Well, funnily enough, Rudolf Steiner could be called an educational reformer. He founded the so-called Waldorf Schools, which I went to. Besides the strongly spiritual/mystic world-view, which informs all aspects of the educational curriculum (teachers try not to avoid talking about the world-view itself because that would be indoctrination), it has some really interesting educational concepts:

  • A strong focus on the individual and its uniqueness.
  • An emphasis of the full education of the human being, so additionally to the intellectual side, the artistic and practical/artisanal side.
  • An emphasis on freedom of initiative that is reflected at all levels (individual students, teachers, classes and schools can come up with their own projects quite freely)
  • A lot of contact with nature
  • A lot of performances - seriously, you get over stage fright at 7
  • A curriculum that takes into account the mental evolution of the person: e.g. focusing on fairy tales first, then fables, then myths, and only very late approaching things analytically/rationally

An aspect I always found interesting is that you have the same subject every morning until 10 for 4 weeks and then you are allowed to kinda “forget” it and allow it to rest until it’s the subject’s turn again, maybe half a year later.

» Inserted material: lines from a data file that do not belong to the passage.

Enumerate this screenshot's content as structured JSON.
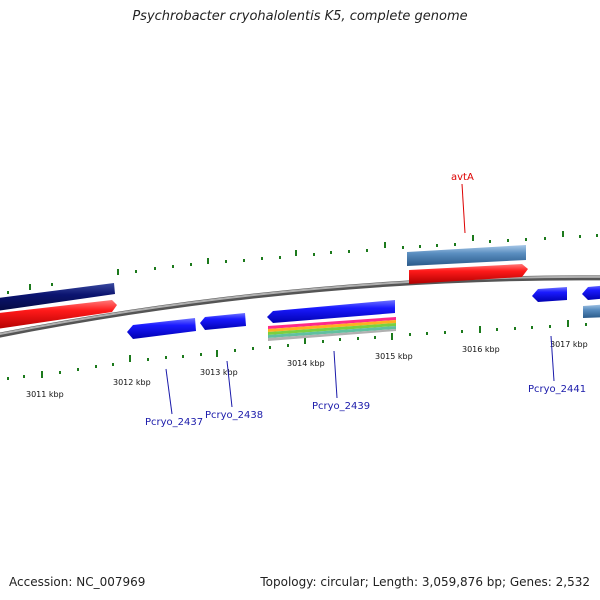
{
  "title": "Psychrobacter cryohalolentis K5, complete genome",
  "footer": {
    "accession": "Accession: NC_007969",
    "topology": "Topology: circular; Length: 3,059,876 bp; Genes: 2,532"
  },
  "scale_labels": [
    "3011 kbp",
    "3012 kbp",
    "3013 kbp",
    "3014 kbp",
    "3015 kbp",
    "3016 kbp",
    "3017 kbp"
  ],
  "gene_labels": [
    {
      "name": "avtA",
      "color": "#dd0000"
    },
    {
      "name": "Pcryo_2437",
      "color": "#1a1aaa"
    },
    {
      "name": "Pcryo_2438",
      "color": "#1a1aaa"
    },
    {
      "name": "Pcryo_2439",
      "color": "#1a1aaa"
    },
    {
      "name": "Pcryo_2441",
      "color": "#1a1aaa"
    }
  ],
  "colors": {
    "backbone": "#8a8a8a",
    "tick": "#1c7a1c",
    "forward_gene": "#1111ee",
    "navy_gene": "#0b1470",
    "red_gene": "#ee1111",
    "steel_gene": "#5a8ec0",
    "label_blue": "#1a1aaa",
    "label_red": "#dd0000"
  }
}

The downsides: Being somewhat of a sect (i.e. there is only one source of authority: Steiner himself) it is inherently rigid. The teachers try to avoid teaching what they actually believe in but it does transpire in various ways (e.g. a biology teacher being skeptical about pure evolution and talking about a variant of intelligent design - all in all I don’t think I was damaged too much by that). And it has some relatively harmless but weird quirks that people “from the outside” would not understand, e.g. soccer is frowned upon because kicking a ball is like symbolically kicking Earth, or compulsory eurythmy classes.